In India, almost 200,000 patients require dialysis every year, and it is estimated that less than 30 per cent of them manage to receive this life-saving therapy due to unavailability or high cost says a study.
Efforts to provide dialysis to those suffering advanced kidney disease should be combined with more cost-effective efforts while maintaining quality and safety, the paper published by Lancet journal says.
There is also a requirement that regulations introduced for upkeep of standards are maintained according to lead author of the paper Vivekanand Jha, Executive Director of the George Institute for Global Health in New Delhi.
He added that audit systems should be designed to facilitate and encourage documentation of patient care and transparent reporting of costs and outcomes of care to provide an evidence decision making and objective performance evaluation.

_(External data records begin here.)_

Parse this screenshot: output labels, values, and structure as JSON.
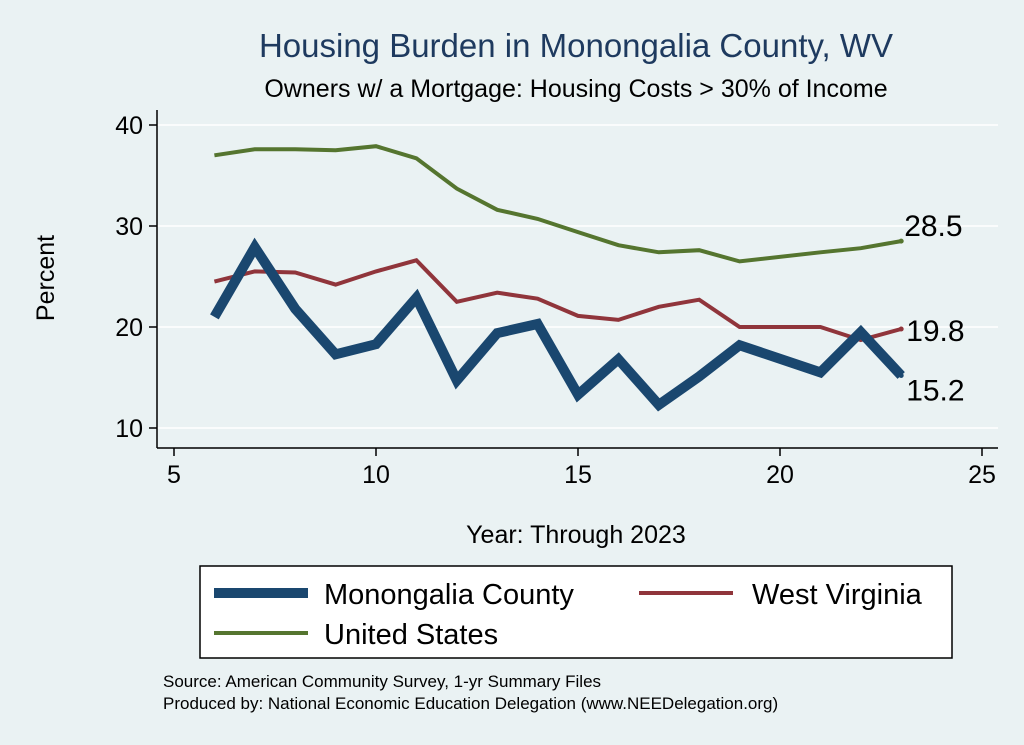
{
  "chart_data": {
    "type": "line",
    "title": "Housing Burden in Monongalia County, WV",
    "subtitle": "Owners w/ a Mortgage: Housing Costs > 30% of Income",
    "xlabel": "Year: Through 2023",
    "ylabel": "Percent",
    "xlim": [
      5,
      25
    ],
    "ylim": [
      10,
      40
    ],
    "xticks": [
      "5",
      "10",
      "15",
      "20",
      "25"
    ],
    "yticks": [
      "10",
      "20",
      "30",
      "40"
    ],
    "grid": true,
    "legend_position": "bottom",
    "series": [
      {
        "name": "Monongalia County",
        "color": "#1a476f",
        "x": [
          6,
          7,
          8,
          9,
          10,
          11,
          12,
          13,
          14,
          15,
          16,
          17,
          18,
          19,
          21,
          22,
          23
        ],
        "values": [
          21.0,
          27.9,
          21.8,
          17.3,
          18.3,
          22.9,
          14.7,
          19.4,
          20.3,
          13.3,
          16.8,
          12.3,
          15.1,
          18.2,
          15.5,
          19.5,
          15.2
        ],
        "end_label": "15.2"
      },
      {
        "name": "West Virginia",
        "color": "#90353b",
        "x": [
          6,
          7,
          8,
          9,
          10,
          11,
          12,
          13,
          14,
          15,
          16,
          17,
          18,
          19,
          21,
          22,
          23
        ],
        "values": [
          24.5,
          25.5,
          25.4,
          24.2,
          25.5,
          26.6,
          22.5,
          23.4,
          22.8,
          21.1,
          20.7,
          22.0,
          22.7,
          20.0,
          20.0,
          18.7,
          19.8
        ],
        "end_label": "19.8"
      },
      {
        "name": "United States",
        "color": "#55752f",
        "x": [
          6,
          7,
          8,
          9,
          10,
          11,
          12,
          13,
          14,
          15,
          16,
          17,
          18,
          19,
          21,
          22,
          23
        ],
        "values": [
          37.0,
          37.6,
          37.6,
          37.5,
          37.9,
          36.7,
          33.7,
          31.6,
          30.7,
          29.4,
          28.1,
          27.4,
          27.6,
          26.5,
          27.4,
          27.8,
          28.5
        ],
        "end_label": "28.5"
      }
    ],
    "notes": [
      "Source: American Community Survey, 1-yr Summary Files",
      "Produced by: National Economic Education Delegation (www.NEEDelegation.org)"
    ]
  }
}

The paper entitled ‘Ethical issues in dialysis therapy’ argues that health systems should establish programs of kidney disease prevention and health promotion together with dialysis and transplantation initiatives.
Health professionals and policy makers have been encouraged to reduce dialysis costs using simple, safe and affordable measures without compromising quality of therapy.
The study says that major ethical, practical and economic challenges for health-care systems arise in this process including increasing access to dialysis, helping patients and families to make the best decisions of managing kidney failure and ensuring that patients receive affordable high quality chronic dialysis based on global standards.
Dialysis access criteria and policy must be combined with an understanding of broader access issues concerning prevention and management of chronic kidney disease, supportive care and management of complications that may arise.
Physicians should it says provide information about risk and benefits of dialysis and support to patients or their surrogate decision makers in treatment options other co-authors said.
Its been estimated by Lancet that in 2015, an estimated 2.28 million patients died in 2010 being unable to afford treatment. Many of them were from low-income and lower-middle income countries it concluded.